Voters in the Greene County school district will go to the polls for a special election Sept. 10 that could impact the scope of repurposing of the current high school into a middle school with no change to property tax bills.
On the ballot will be a revenue purpose statement, or RPS, to authorize spending revenues from the state one-cent Secure an Advanced Vision for Education (SAVE) sales tax.
The board of education approved the special election at its July 17 regular meeting.
Voting “yes” in the special election will not increase taxes; it’s a procedural item.
The RPS will be the same as what’s in place now for SAVE revenues. It lists 10 uses for the SAVE fund, including building and furnishing a new school building and remodeling or reconstructing school buildings.
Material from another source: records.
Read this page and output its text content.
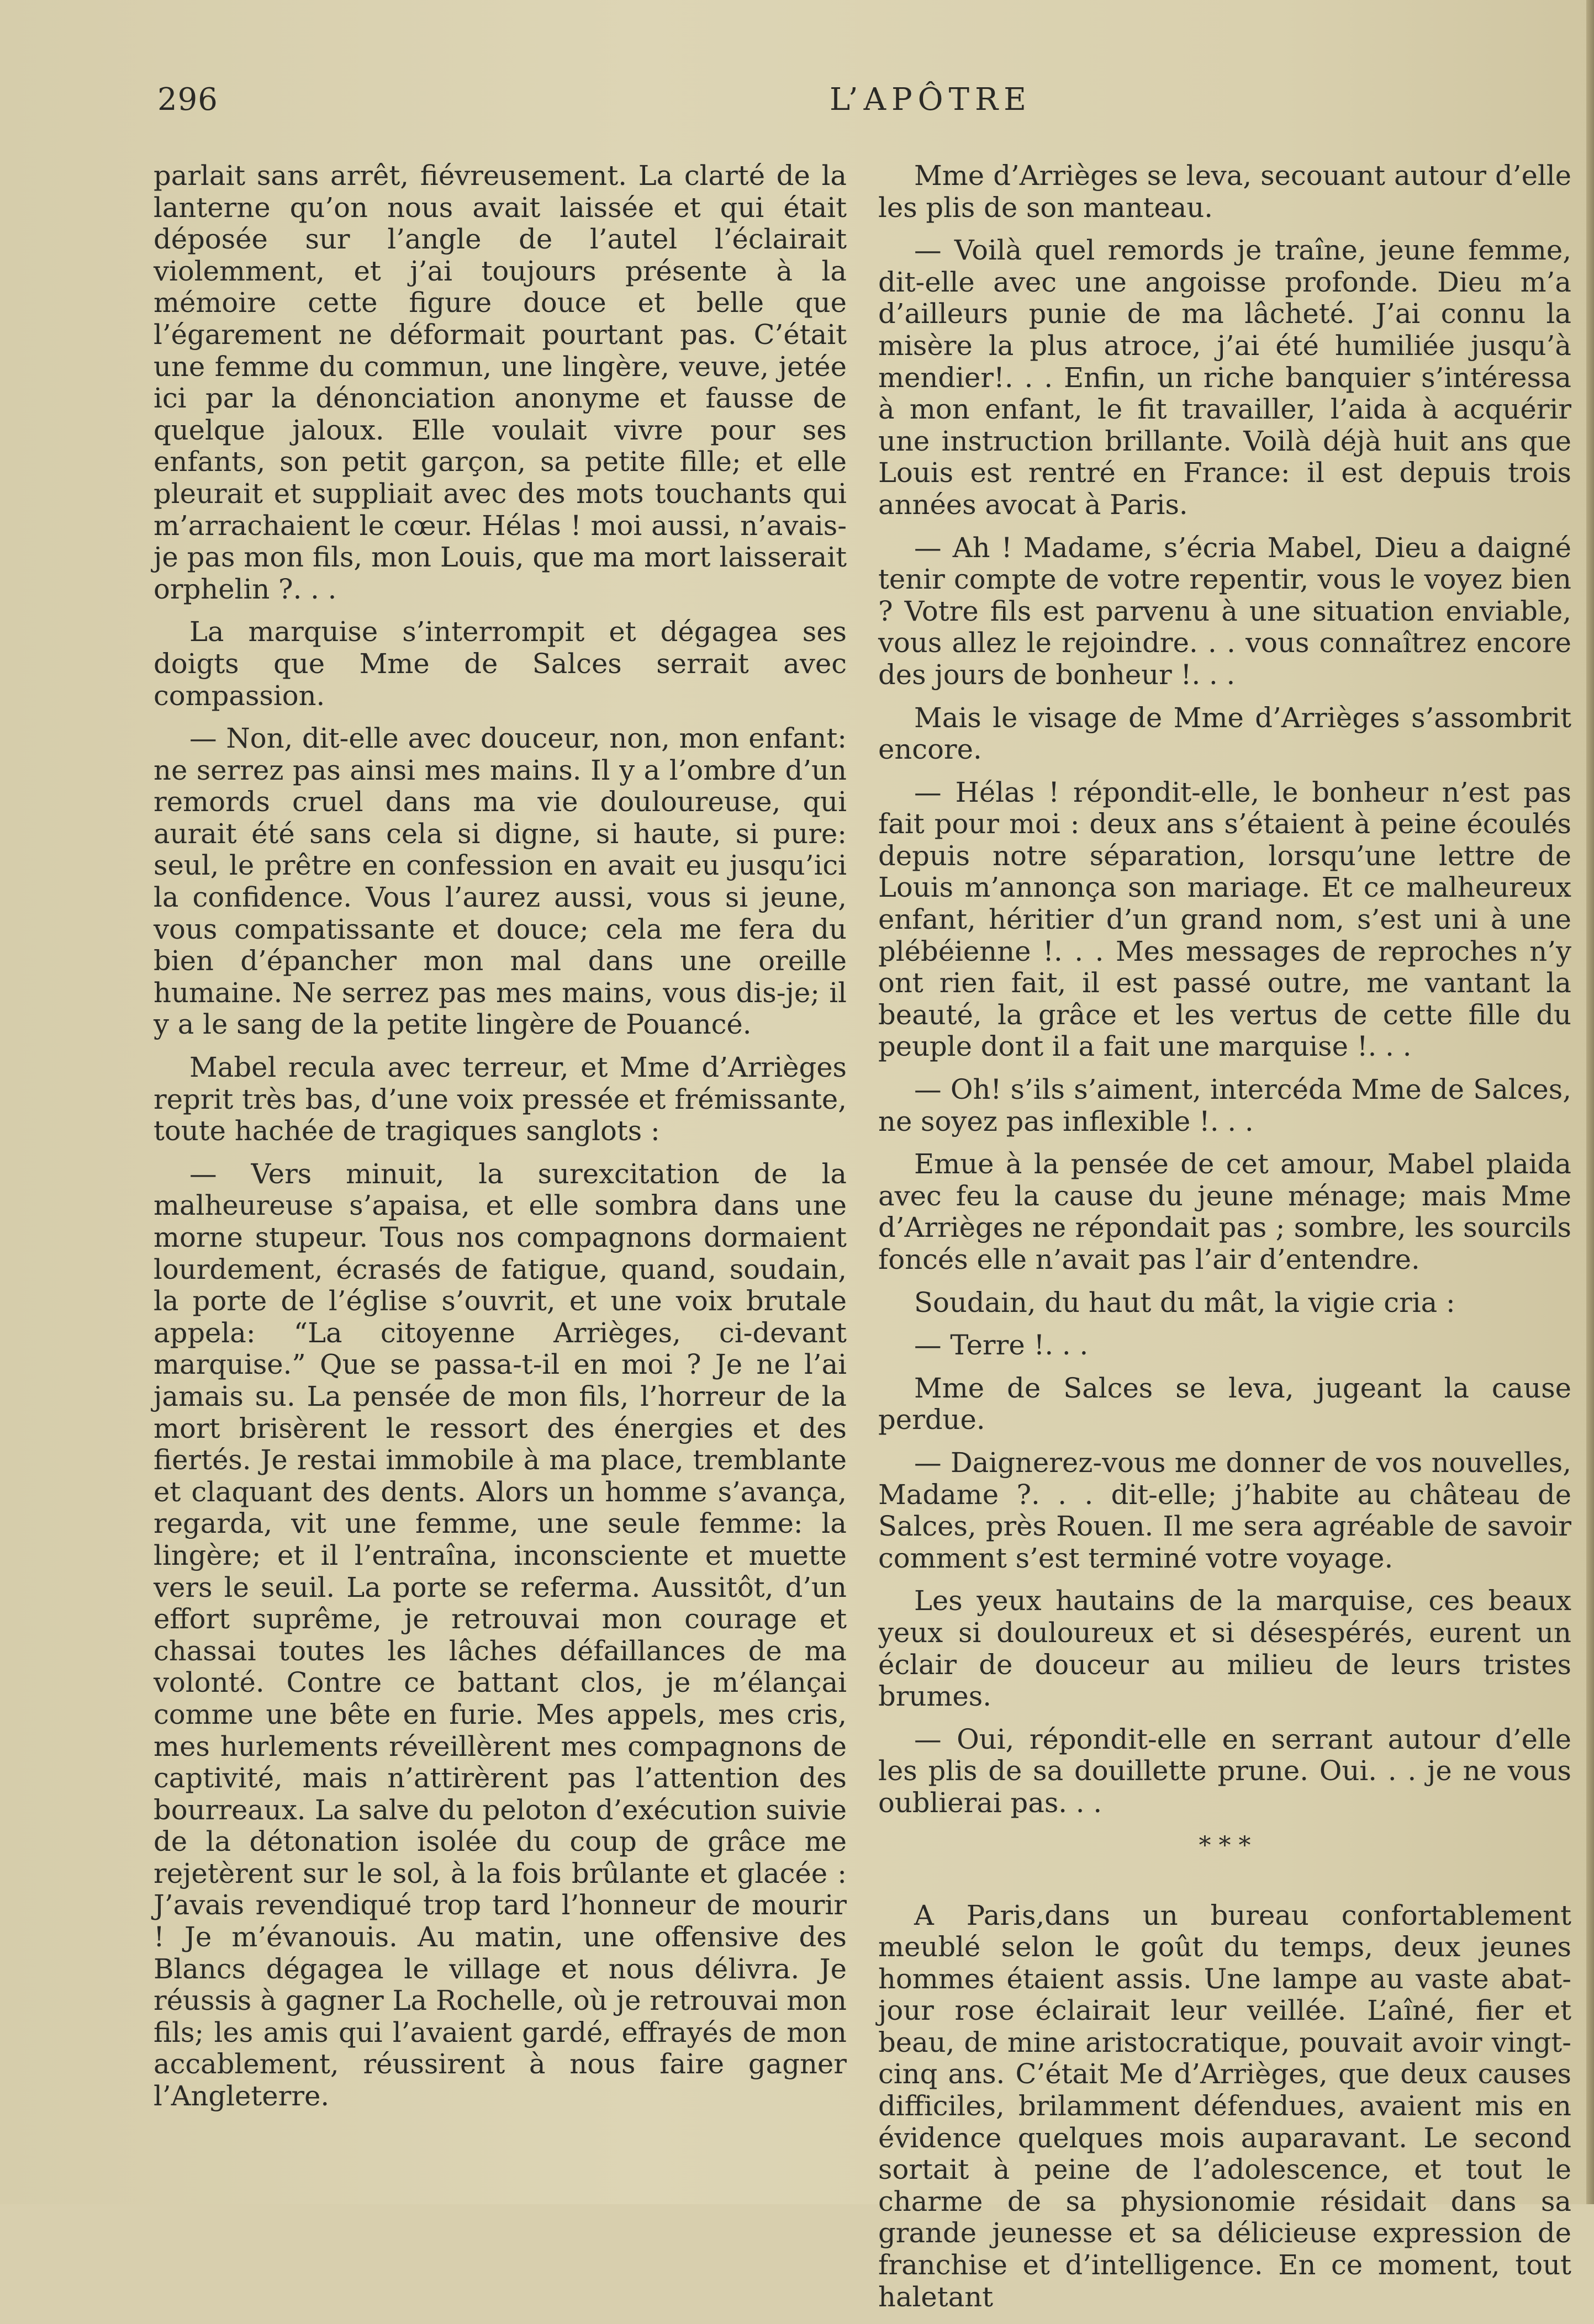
296	L’APÔTRE

parlait sans arrêt, fiévreusement. La clarté de la lanterne qu’on nous avait laissée et qui était déposée sur l’angle de l’autel l’éclairait violemment, et j’ai toujours présente à la mémoire cette figure douce et belle que l’égarement ne déformait pourtant pas. C’était une femme du commun, une lingère, veuve, jetée ici par la dénonciation anonyme et fausse de quelque jaloux. Elle voulait vivre pour ses enfants, son petit garçon, sa petite fille; et elle pleurait et suppliait avec des mots touchants qui m’arrachaient le cœur. Hélas ! moi aussi, n’avais-je pas mon fils, mon Louis, que ma mort laisserait orphelin ?. . .

La marquise s’interrompit et dégagea ses doigts que Mme de Salces serrait avec compassion.

— Non, dit-elle avec douceur, non, mon enfant: ne serrez pas ainsi mes mains. Il y a l’ombre d’un remords cruel dans ma vie douloureuse, qui aurait été sans cela si digne, si haute, si pure: seul, le prêtre en confession en avait eu jusqu’ici la confidence. Vous l’aurez aussi, vous si jeune, vous compatissante et douce; cela me fera du bien d’épancher mon mal dans une oreille humaine. Ne serrez pas mes mains, vous dis-je; il y a le sang de la petite lingère de Pouancé.

Mabel recula avec terreur, et Mme d’Arrièges reprit très bas, d’une voix pressée et frémissante, toute hachée de tragiques sanglots :

— Vers minuit, la surexcitation de la malheureuse s’apaisa, et elle sombra dans une morne stupeur. Tous nos compagnons dormaient lourdement, écrasés de fatigue, quand, soudain, la porte de l’église s’ouvrit, et une voix brutale appela: “La citoyenne Arrièges, ci-devant marquise.” Que se passa-t-il en moi ? Je ne l’ai jamais su. La pensée de mon fils, l’horreur de la mort brisèrent le ressort des énergies et des fiertés. Je restai immobile à ma place, tremblante et claquant des dents. Alors un homme s’avança, regarda, vit une femme, une seule femme: la lingère; et il l’entraîna, inconsciente et muette vers le seuil. La porte se referma. Aussitôt, d’un effort suprême, je retrouvai mon courage et chassai toutes les lâches défaillances de ma volonté. Contre ce battant clos, je m’élançai comme une bête en furie. Mes appels, mes cris, mes hurlements réveillèrent mes compagnons de captivité, mais n’attirèrent pas l’attention des bourreaux. La salve du peloton d’exécution suivie de la détonation isolée du coup de grâce me rejetèrent sur le sol, à la fois brûlante et glacée : J’avais revendiqué trop tard l’honneur de mourir ! Je m’évanouis. Au matin, une offensive des Blancs dégagea le village et nous délivra. Je réussis à gagner La Rochelle, où je retrouvai mon fils; les amis qui l’avaient gardé, effrayés de mon accablement, réussirent à nous faire gagner l’Angleterre.

Mme d’Arrièges se leva, secouant autour d’elle les plis de son manteau.

— Voilà quel remords je traîne, jeune femme, dit-elle avec une angoisse profonde. Dieu m’a d’ailleurs punie de ma lâcheté. J’ai connu la misère la plus atroce, j’ai été humiliée jusqu’à mendier!. . . Enfin, un riche banquier s’intéressa à mon enfant, le fit travailler, l’aida à acquérir une instruction brillante. Voilà déjà huit ans que Louis est rentré en France: il est depuis trois années avocat à Paris.

— Ah ! Madame, s’écria Mabel, Dieu a daigné tenir compte de votre repentir, vous le voyez bien ? Votre fils est parvenu à une situation enviable, vous allez le rejoindre. . . vous connaîtrez encore des jours de bonheur !. . .

Mais le visage de Mme d’Arrièges s’assombrit encore.

— Hélas ! répondit-elle, le bonheur n’est pas fait pour moi : deux ans s’étaient à peine écoulés depuis notre séparation, lorsqu’une lettre de Louis m’annonça son mariage. Et ce malheureux enfant, héritier d’un grand nom, s’est uni à une plébéienne !. . . Mes messages de reproches n’y ont rien fait, il est passé outre, me vantant la beauté, la grâce et les vertus de cette fille du peuple dont il a fait une marquise !. . .

— Oh! s’ils s’aiment, intercéda Mme de Salces, ne soyez pas inflexible !. . .

Emue à la pensée de cet amour, Mabel plaida avec feu la cause du jeune ménage; mais Mme d’Arrièges ne répondait pas ; sombre, les sourcils foncés elle n’avait pas l’air d’entendre.

Soudain, du haut du mât, la vigie cria :

— Terre !. . .

Mme de Salces se leva, jugeant la cause perdue.

— Daignerez-vous me donner de vos nouvelles, Madame ?. . . dit-elle; j’habite au château de Salces, près Rouen. Il me sera agréable de savoir comment s’est terminé votre voyage.

Les yeux hautains de la marquise, ces beaux yeux si douloureux et si désespérés, eurent un éclair de douceur au milieu de leurs tristes brumes.

— Oui, répondit-elle en serrant autour d’elle les plis de sa douillette prune. Oui. . . je ne vous oublierai pas. . .

* * *

A Paris,dans un bureau confortablement meublé selon le goût du temps, deux jeunes hommes étaient assis. Une lampe au vaste abat-jour rose éclairait leur veillée. L’aîné, fier et beau, de mine aristocratique, pouvait avoir vingt-cinq ans. C’était Me d’Arrièges, que deux causes difficiles, brilamment défendues, avaient mis en évidence quelques mois auparavant. Le second sortait à peine de l’adolescence, et tout le charme de sa physionomie résidait dans sa grande jeunesse et sa délicieuse expression de franchise et d’intelligence. En ce moment, tout haletant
As the total budget for construction of the career academy and new high school and repurposing the current high school was developed, one of the unknowns was the future of the SAVE sales tax. When voters approved the $21.48 million bond issue for the project in April 2018, $4.5 million of the $35.48 million total project was budgeted to come from SAVE and the physical plant and equipment levy (PPEL).
The SAVE was set to expire in 2029, meaning the district could borrow against SAVE revenues only as much as could be repaid by then.
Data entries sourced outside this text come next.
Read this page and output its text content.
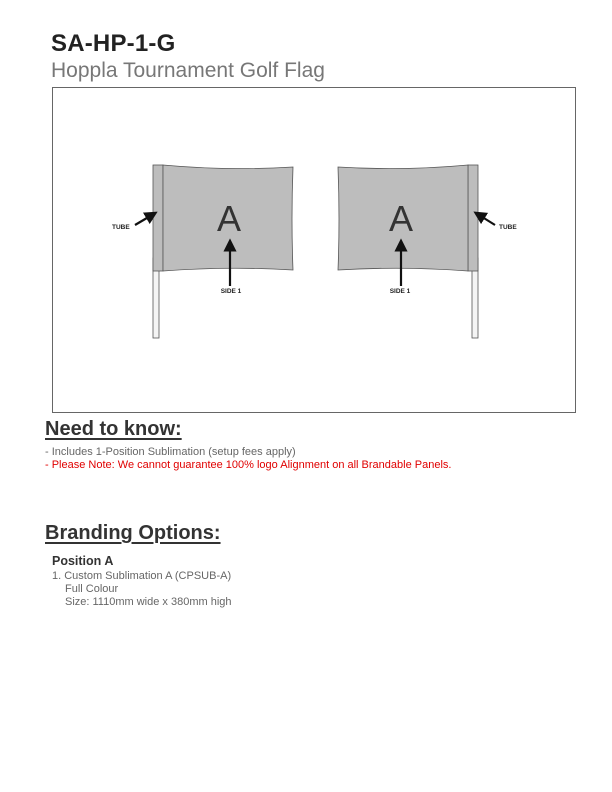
SA-HP-1-G
Hoppla Tournament Golf Flag
A
TUBE
SIDE 1
A	TUBE
SIDE 1
Need to know:
- Includes 1-Position Sublimation (setup fees apply)
- Please Note: We cannot guarantee 100% logo Alignment on all Brandable Panels.
Branding Options:
Position A
1. Custom Sublimation A (CPSUB-A)
Full Colour
Size: 1110mm wide x 380mm high
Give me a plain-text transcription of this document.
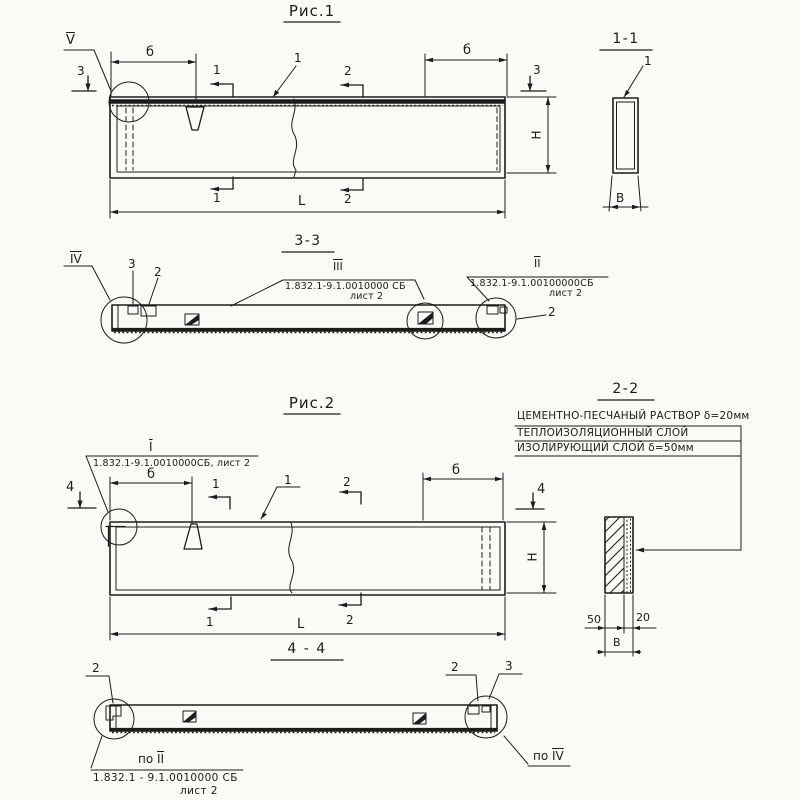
Рис.1
$\overline{V}$
б
3	1
1
2
б
3
1	L	2
Н
1-1
1
В
3-3
$\overline{IV}$	3
2	$\overline{III}$
1.832.1-9.1.0010000 СБ
лист 2
$\overline{II}$
1.832.1-9.1.00100000СБ
лист 2
2
Рис.2
$\overline{I}$
1.832.1-9.1.0010000СБ, лист 2
б
4	1	1	2
б
4
Н
1	L	2
2-2
ЦЕМЕНТНО-ПЕСЧАНЫЙ РАСТВОР δ=20мм
ТЕПЛОИЗОЛЯЦИОННЫЙ СЛОЙ
ИЗОЛИРУЮЩИЙ СЛОЙ δ=50мм
50	20
В
4 - 4
2	2	3
по $\overline{II}$
1.832.1 - 9.1.0010000 СБ
лист 2
по $\overline{IV}$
With that expiration date looming, the total budget included only $1.7 million for work at the current high school. The $1.7 million would cover the cost of expanding the gym and cafeteria, remodeling classroom space, removing the built-in risers in the band room, remodeling the office space, and demolishing the shop space.
The state legislature in the 2019 session extended the SAVE tax for an additional 20 years. That allows school districts to borrow against anticipated SAVE revenue going out as far as 2049.
Every school district in the state that plans to bond against SAVE revenues past 2031 have to get approval of a new RPS. By approving one now, the Greene County district will be able to borrow more against anticipated SAVE revenue for the repurposing project.
The reason for scheduling a September election rather than a later election is to give more planning time for repurposing the high school so it can be ready as quickly as possible after the new high school is ready for students.
“Essentially, this is money we’re going to get,” board president Mark Peters said. “All we’re doing is approving a resolution of what we’re going to use that money for. We’re not asking people to vote on a new bond issue. It’s money we’re going to get.”
The expanded plans would include work on the restrooms and locker rooms to meet code/accessibility requirements ($197,500); replacing ceilings and flooring ($1.5 million); new mechanical and fire suppression systems ($1.3 million); and an electrical update with new wiring for the HVAC system, LED lighting, and a new fire alarm system ($1.4 million); and an update to the front entrance ($30,000).